On the plane to New Jersey for my daughter’s graduation as a new Doctor of Veterinary Medicine, I pulled the airline magazine from the seat pocket and turned to a hopeful book review for The Woman Who Changed Her Brain by Barbara Arrowsmith Young. It’s about another scientific discovery that basically confirms what the ancient wise people figured out before experiments, research and clinical trials were the standard.
This book tells the story of people with severe learning disabilities (including the author herself) who have been able to rewire their brains through consistent brain exercises. Beyond coping with their challenges or finding ways to get around obstacles, exercising the brain can actually transform the circuits, rewire the programing, create new possibilities.
This is possible because of brain plasticity. The brain isn’t rigid, set for life. It can change, it’s malleable.

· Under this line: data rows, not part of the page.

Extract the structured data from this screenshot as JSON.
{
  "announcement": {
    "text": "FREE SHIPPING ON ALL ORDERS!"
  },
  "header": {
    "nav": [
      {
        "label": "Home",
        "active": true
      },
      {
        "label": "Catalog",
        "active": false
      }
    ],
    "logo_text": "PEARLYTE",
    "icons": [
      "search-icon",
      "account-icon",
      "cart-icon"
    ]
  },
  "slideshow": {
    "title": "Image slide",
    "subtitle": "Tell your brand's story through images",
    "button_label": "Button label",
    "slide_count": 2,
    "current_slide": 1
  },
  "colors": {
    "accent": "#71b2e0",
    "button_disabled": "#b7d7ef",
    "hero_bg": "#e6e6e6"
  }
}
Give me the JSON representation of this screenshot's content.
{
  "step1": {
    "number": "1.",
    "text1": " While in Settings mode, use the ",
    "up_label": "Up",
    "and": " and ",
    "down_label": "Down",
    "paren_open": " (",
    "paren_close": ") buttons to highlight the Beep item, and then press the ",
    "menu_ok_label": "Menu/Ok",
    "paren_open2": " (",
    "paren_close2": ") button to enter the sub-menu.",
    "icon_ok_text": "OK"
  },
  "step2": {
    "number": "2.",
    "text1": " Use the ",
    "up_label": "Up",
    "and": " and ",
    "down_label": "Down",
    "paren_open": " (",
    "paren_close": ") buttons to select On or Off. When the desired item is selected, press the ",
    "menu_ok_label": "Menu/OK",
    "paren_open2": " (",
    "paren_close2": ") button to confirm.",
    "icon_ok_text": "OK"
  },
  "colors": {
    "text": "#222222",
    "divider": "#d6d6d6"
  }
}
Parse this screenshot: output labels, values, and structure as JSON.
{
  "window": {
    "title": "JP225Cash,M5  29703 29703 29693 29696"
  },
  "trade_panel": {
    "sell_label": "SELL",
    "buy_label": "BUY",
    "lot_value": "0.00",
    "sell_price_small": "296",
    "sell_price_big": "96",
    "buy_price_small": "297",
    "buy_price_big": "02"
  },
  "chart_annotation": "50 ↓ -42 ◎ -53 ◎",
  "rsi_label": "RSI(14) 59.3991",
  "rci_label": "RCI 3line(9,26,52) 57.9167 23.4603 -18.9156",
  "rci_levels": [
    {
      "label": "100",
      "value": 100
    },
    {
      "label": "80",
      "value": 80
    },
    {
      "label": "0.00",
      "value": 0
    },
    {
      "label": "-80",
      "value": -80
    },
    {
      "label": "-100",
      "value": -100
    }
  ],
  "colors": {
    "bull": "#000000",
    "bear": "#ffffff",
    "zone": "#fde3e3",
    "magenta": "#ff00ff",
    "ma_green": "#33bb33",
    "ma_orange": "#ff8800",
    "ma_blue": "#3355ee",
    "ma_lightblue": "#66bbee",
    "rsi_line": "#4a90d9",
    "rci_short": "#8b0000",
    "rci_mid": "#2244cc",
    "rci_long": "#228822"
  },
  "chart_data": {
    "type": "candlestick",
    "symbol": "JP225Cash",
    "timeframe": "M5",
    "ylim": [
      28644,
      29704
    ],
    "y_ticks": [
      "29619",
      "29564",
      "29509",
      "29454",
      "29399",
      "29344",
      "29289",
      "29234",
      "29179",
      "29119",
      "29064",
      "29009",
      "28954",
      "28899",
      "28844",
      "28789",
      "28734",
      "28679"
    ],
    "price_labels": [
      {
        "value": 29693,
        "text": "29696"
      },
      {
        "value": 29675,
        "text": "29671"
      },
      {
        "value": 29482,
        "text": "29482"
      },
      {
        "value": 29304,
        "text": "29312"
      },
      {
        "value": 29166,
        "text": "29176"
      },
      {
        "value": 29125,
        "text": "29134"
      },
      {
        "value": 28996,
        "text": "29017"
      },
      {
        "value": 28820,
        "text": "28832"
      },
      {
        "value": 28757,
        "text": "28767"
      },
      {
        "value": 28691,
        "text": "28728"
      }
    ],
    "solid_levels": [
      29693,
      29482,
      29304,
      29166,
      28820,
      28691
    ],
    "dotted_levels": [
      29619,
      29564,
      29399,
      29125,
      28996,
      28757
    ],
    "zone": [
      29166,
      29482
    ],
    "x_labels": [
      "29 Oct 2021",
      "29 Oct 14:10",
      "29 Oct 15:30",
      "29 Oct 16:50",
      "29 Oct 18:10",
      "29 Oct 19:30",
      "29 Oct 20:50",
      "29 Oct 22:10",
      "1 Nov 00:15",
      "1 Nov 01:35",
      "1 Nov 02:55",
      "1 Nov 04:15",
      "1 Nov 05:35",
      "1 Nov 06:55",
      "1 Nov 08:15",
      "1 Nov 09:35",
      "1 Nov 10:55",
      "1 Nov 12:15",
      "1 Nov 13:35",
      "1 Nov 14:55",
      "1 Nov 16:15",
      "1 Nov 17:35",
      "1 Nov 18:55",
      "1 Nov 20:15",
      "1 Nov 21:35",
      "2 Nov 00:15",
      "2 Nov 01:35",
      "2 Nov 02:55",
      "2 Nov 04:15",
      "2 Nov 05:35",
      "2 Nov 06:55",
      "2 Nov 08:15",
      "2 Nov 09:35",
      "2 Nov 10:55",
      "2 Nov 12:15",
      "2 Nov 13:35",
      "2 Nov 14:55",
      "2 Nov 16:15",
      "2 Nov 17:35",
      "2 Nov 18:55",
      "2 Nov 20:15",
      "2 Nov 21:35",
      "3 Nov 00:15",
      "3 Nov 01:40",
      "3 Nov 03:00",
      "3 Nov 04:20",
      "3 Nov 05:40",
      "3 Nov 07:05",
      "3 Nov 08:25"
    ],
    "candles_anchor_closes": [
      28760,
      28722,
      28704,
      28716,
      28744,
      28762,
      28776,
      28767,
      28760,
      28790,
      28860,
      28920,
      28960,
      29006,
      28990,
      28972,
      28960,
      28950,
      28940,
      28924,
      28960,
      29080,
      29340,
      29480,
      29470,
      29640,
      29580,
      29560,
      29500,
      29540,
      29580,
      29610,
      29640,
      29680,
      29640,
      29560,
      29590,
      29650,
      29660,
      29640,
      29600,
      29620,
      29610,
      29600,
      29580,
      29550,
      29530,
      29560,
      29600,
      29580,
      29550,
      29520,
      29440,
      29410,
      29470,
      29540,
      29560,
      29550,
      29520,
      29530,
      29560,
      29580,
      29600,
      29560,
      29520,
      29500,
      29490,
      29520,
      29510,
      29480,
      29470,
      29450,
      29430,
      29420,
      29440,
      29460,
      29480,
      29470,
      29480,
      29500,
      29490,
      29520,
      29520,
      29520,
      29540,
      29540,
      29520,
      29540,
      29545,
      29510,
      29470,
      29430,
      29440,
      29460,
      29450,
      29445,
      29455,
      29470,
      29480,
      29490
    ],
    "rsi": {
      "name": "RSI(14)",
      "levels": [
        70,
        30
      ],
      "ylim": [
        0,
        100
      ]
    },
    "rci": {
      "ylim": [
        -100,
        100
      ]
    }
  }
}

To me it seems like the best encouragement for a regular practice. The mental habits that keep the eyes seeing what’s wrong, the heart shut down, the tongue engaged in trivia, the ears enticed by drama, can be transformed by daily practice. The mind, engaged in simran, like the honeybee in the flower, the eyes see the One everywhere, ears hear the Truth, the heart holds love and devotion, the tongue recites the praises.
Brain plasticity, heart elasticity, sadhana complicity, purify toxicity, crush ego centricity, dispel duplicity, gentle simplicity, serene felicity, real authenticity.